Republican presidential candidate Mitt Romney is featured guest of the Independence Hall Tea Party Association at their Tax Day Tea Summit at the Franklin Institute, on Monday, April 16, 2012, in Philadelphia, Pennsylvania.

Josie Little, Politics and Culture Editor

After months of battling his fellow Republican candidates, Mitt Romney has emerged as the last man standing for his party’s nomination. Battered but not broken, he successfully withstood the attacks posed first by Newt Gingrinch and then by Rick Santorum. Now, Romney’s team can focus its energy on defeating its most formidable challenger, President Obama.

Just days ago, Rick Santorum removed himself from the Republican primary race. A favorite among hardline conservatives, Santorum failed to maintain his momentum among the general Republican electorate. Furthermore, he lost to Romney in states like Wisconsin, where he should have been able to win handily. The ill health of his daughter, Bella, also contributed to his decision to leave the race.

With all eyes on Romney, the candidate finally has time to energize his base and shore up support among demographics where he is sorely lagging. From trying to counter criticisms that he is not a true conservative, Romney has channeled his energy into criticizing President Obama’s policies. Political advertisements linking Obama’s energy policy to the rising gas prices have been his more recent attacks in this vein.

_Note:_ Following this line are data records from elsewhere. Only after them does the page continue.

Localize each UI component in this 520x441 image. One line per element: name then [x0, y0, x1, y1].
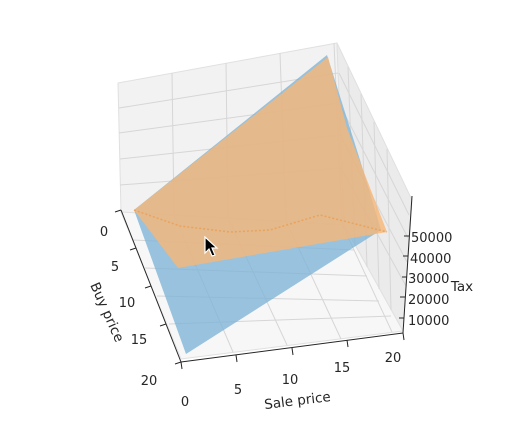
tax-axis-line: [402, 195, 413, 334]
tax-tick-40000: 40000: [410, 252, 451, 267]
surface-series-2: [134, 57, 387, 268]
sale-price-tick-10: 10: [282, 373, 299, 388]
arrow-cursor-icon: [204, 236, 219, 257]
buy-price-tick-marks: [114, 209, 182, 365]
buy-price-tick-10: 10: [119, 296, 136, 311]
tax-tick-30000: 30000: [408, 272, 449, 287]
sale-price-tick-5: 5: [234, 383, 242, 398]
tax-tick-10000: 10000: [408, 314, 449, 329]
buy-price-axis-label: Buy price: [86, 280, 127, 345]
tax-tick-marks: [399, 235, 409, 319]
surface-series-2-ridge: [133, 209, 388, 233]
tax-tick-20000: 20000: [408, 293, 449, 308]
sale-price-tick-15: 15: [334, 361, 351, 376]
buy-price-tick-labels: 0 5 10 15 20: [100, 225, 157, 389]
sale-price-tick-marks: [180, 332, 405, 370]
sale-price-tick-0: 0: [181, 395, 189, 410]
tax-tick-50000: 50000: [411, 231, 452, 246]
buy-price-tick-5: 5: [111, 260, 119, 275]
tax-tick-labels: 10000 20000 30000 40000 50000: [408, 231, 452, 329]
sale-price-axis-line: [180, 332, 404, 363]
sale-price-tick-20: 20: [385, 351, 402, 366]
buy-price-tick-0: 0: [100, 225, 108, 240]
buy-price-tick-15: 15: [131, 333, 148, 348]
sale-price-axis-label: Sale price: [263, 389, 331, 413]
sale-price-tick-labels: 0 5 10 15 20: [181, 351, 401, 410]
buy-price-tick-20: 20: [141, 374, 158, 389]
tax-axis-label: Tax: [450, 279, 473, 295]
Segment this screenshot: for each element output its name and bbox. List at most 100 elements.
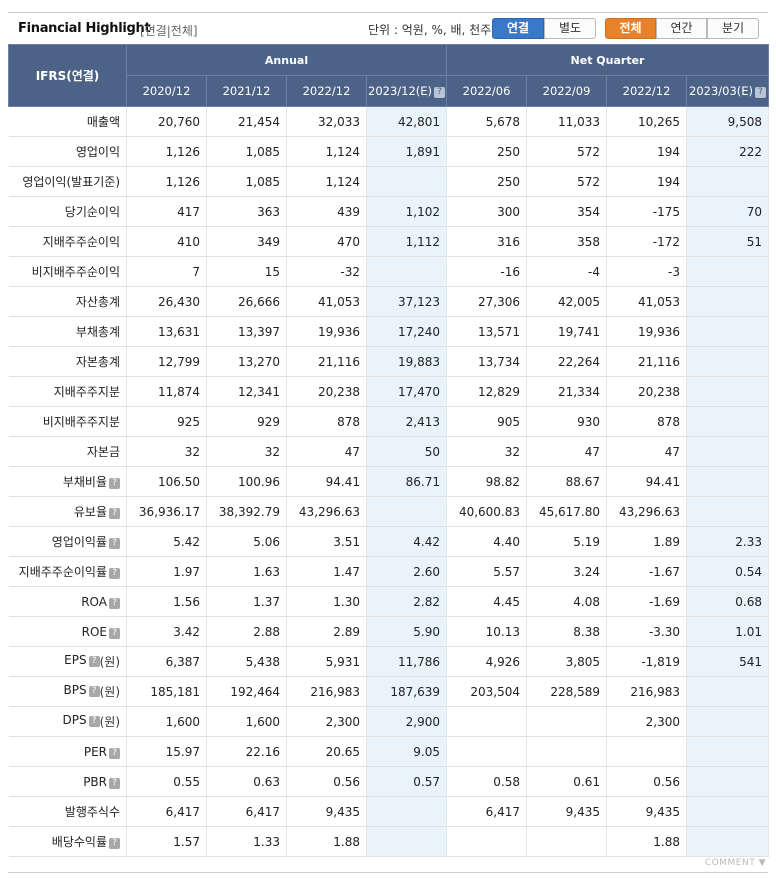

Romney’s camp has also attempted to position the candidate in a better light among women, a group which has yet to warm up to him. Through seizing upon a comment made by a Democratic official about Mrs. Romney’s lack of paid work experience, Romney’s team has attempted to paint Obama as something of a misogynist.

The choice of a vice presidential nominee will also afford Romney a way to appeal to demographics which favored Obama in the 2008 election. There is speculation that Romney might make a “game-changer” move in a VP pick, much in the way that Senator McCain temporarily galvanized his base in the choice of Sarah Palin. Senator Marco Rubio, a Cuban-American who represents Florida, is a very likely choice if Romney aims to appeal to America’s growing Hispanic population.

Romney must also tackle the issue of his lack of basic appeal to voters across the political spectrum. Instead of being the candidate known for flip-flopping, Romney must convey a sense of reliability to voters. With the Republican National Convention looming nearer, he has a lot of work to do.